Я срываюсь, доказывая, что она надобна ему, чтобы кончить, требую сказать, какие слова он слышал от неё в ответ.

— Зачем орать? — прерывает она меня.

Ловлю её взгляд в сторону на аллею. На ней остановился прохожий, глядит на мою спутницу с выражением: «Вам нужна помощь?» Я надеваю широкую улыбку, человек продолжает поглядывать.

Оксана бархатистым тоном говорит о друге, называя его уменьшительным именем: она ему сразу понравилась, он сказал, чтобы она убрала руку от подбородка.

— Для женщины хорошо, когда её хотят, — произносит непринуждённо.

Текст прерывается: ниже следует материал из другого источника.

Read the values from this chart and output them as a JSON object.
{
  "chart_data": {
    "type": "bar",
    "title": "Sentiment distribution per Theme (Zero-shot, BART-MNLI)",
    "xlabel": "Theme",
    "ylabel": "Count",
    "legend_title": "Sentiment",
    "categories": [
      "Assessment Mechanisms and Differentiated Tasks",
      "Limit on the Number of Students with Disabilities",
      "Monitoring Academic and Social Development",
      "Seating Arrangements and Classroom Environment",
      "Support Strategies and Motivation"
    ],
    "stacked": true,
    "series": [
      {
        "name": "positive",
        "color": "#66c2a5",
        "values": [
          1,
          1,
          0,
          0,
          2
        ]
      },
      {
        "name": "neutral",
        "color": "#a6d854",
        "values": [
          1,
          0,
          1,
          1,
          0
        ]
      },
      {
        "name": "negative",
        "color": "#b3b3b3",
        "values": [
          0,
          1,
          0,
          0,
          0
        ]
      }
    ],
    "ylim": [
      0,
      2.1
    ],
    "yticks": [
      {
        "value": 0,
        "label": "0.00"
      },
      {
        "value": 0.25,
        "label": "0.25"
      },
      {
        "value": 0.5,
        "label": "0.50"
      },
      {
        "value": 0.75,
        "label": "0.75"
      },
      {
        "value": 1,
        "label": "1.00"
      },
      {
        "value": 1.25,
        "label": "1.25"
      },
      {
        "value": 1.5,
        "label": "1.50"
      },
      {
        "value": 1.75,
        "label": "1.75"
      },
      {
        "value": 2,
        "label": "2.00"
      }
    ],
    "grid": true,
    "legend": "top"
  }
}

Все мои усилия сосредоточены на том, чтобы не раскрыть рта: иначе я опять заору.

— Наверно, он моя судьба, — говорит она так, что я не улавливаю притворства, как мне этого ни хочется.

Он зовёт её встретиться там-то или там-то, обещает «забрать», подъехав на машине к самому дому. Она пока не соглашается.

* * *

Возвратились домой, она снова с ним в скайпе, а я в спальне записываю в записной книжке: «Хорошо бы вернулась Галенька». Я знаю, что в книжку заглядывают, и запись будет обнаружена.

Когда Оксану отвлекает приготовление ужина, я сменяю её у компьютера и при открытой двери завожу в скайпе фривольный диалог с виртуальной подругой в Петербурге, с которой мы не общались более года. Потом в спальне до часа ночи мы с Оксаной орём друг на друга так, что, вспоминая об этом позже, я удивляюсь, почему соседи не вызвали полицию. Мне с кривлянием бросают на все лады: «Хорошо бы вернулась Галенька». Крики о «бабах», с которыми я «варюсь в связях», я перекрываю криком о зажигающем свечи мужике, язвительно называя его уменьшительным именем. Я ярюсь: пусть она бежит к нему на свиданку! пусть выйдет на тротуар, и он подъедет и заберёт её!